Clan cultures display strong teamwork.
Think for a moment about the Google organization. What comes to mind? Probably words like "flexible", "innovative", or perhaps "fun corporate culture", right?
Now think about a government department, or a university. When you envisage organizations like these, words like "stable", "dependable", and "steadfast" are more likely to come to mind.
All companies have their own unique culture. Some companies are effective and successful because they're fast, adaptable, and always at the cutting edge. Others are known for their slow, steady evolution, their dependable values, and their longevity.
Understanding your own corporate culture is important, because that culture will affect the decisions you make, the processes you want to implement, and the results you can expect from your teams. But correctly identifying a corporate culture can be tricky!

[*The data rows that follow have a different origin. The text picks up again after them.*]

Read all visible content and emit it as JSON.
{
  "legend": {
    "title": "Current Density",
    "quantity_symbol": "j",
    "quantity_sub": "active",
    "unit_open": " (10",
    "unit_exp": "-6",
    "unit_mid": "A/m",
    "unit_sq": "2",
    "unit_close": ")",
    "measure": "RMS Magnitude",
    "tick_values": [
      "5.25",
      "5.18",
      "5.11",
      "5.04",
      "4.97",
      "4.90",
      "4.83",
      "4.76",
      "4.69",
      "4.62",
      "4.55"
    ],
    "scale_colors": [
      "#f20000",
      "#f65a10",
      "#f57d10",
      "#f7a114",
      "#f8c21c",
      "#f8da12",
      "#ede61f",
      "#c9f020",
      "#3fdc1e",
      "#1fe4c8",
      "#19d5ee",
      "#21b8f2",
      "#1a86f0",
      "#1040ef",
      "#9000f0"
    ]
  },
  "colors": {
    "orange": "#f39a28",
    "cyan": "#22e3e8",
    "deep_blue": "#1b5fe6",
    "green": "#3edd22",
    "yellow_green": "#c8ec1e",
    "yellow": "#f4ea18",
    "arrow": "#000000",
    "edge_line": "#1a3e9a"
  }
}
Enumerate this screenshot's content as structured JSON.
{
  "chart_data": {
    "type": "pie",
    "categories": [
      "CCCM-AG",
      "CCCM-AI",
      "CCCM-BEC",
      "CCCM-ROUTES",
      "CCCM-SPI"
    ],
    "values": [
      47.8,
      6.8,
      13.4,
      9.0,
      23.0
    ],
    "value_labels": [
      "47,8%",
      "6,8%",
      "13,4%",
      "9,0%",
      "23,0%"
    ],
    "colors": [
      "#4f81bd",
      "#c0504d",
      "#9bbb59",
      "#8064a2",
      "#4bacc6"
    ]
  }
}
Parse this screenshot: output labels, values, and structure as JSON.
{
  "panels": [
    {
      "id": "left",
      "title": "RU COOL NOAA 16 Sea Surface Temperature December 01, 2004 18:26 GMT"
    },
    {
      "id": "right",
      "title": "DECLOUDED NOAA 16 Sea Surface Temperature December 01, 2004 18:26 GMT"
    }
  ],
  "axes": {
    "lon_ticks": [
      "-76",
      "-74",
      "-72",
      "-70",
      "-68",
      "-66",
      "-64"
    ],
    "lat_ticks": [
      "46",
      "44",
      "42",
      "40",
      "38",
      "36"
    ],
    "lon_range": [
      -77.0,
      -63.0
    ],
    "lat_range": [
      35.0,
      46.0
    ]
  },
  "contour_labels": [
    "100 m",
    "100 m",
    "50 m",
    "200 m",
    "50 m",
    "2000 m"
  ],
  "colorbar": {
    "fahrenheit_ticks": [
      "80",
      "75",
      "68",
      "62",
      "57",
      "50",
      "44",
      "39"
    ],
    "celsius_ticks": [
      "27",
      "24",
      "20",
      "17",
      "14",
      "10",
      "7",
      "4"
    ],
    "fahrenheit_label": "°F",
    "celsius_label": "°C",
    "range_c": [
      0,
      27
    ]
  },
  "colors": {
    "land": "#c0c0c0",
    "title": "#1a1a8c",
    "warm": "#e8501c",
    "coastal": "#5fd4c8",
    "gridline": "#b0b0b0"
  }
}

This is where the Competing Values Framework comes in. The Competing Values Framework not only makes it easier for companies to identify their corporate culture, but it also helps leaders make the right decisions, recognize and work with the contradictions inherent in their organization, and improve value and effectiveness.
In this article we'll look at exactly what the Competing Values Framework model is, and we'll show you how you can use it in your work place to improve your own and your team's performance.
The Competing Values Framework (CVF) was first published in 1981 by R.E. Quinn and J. Rorbaugh, as a result of their research into organizational culture and leadership.
The CVF was created to help an organization understand its culture, and to determine what makes it truly effective.
The model is based on the finding that most organizations can be described using two dimensions, represented by a horizontal and vertical axis each running between opposite or "competing" values. In practice, this means that even the most transformational and innovative companies have somewhat predictable patterns. What's great about the CVF is that it helps organizations to locate their starting point, and to predict what tensions and trade-offs they can expect when implementing change.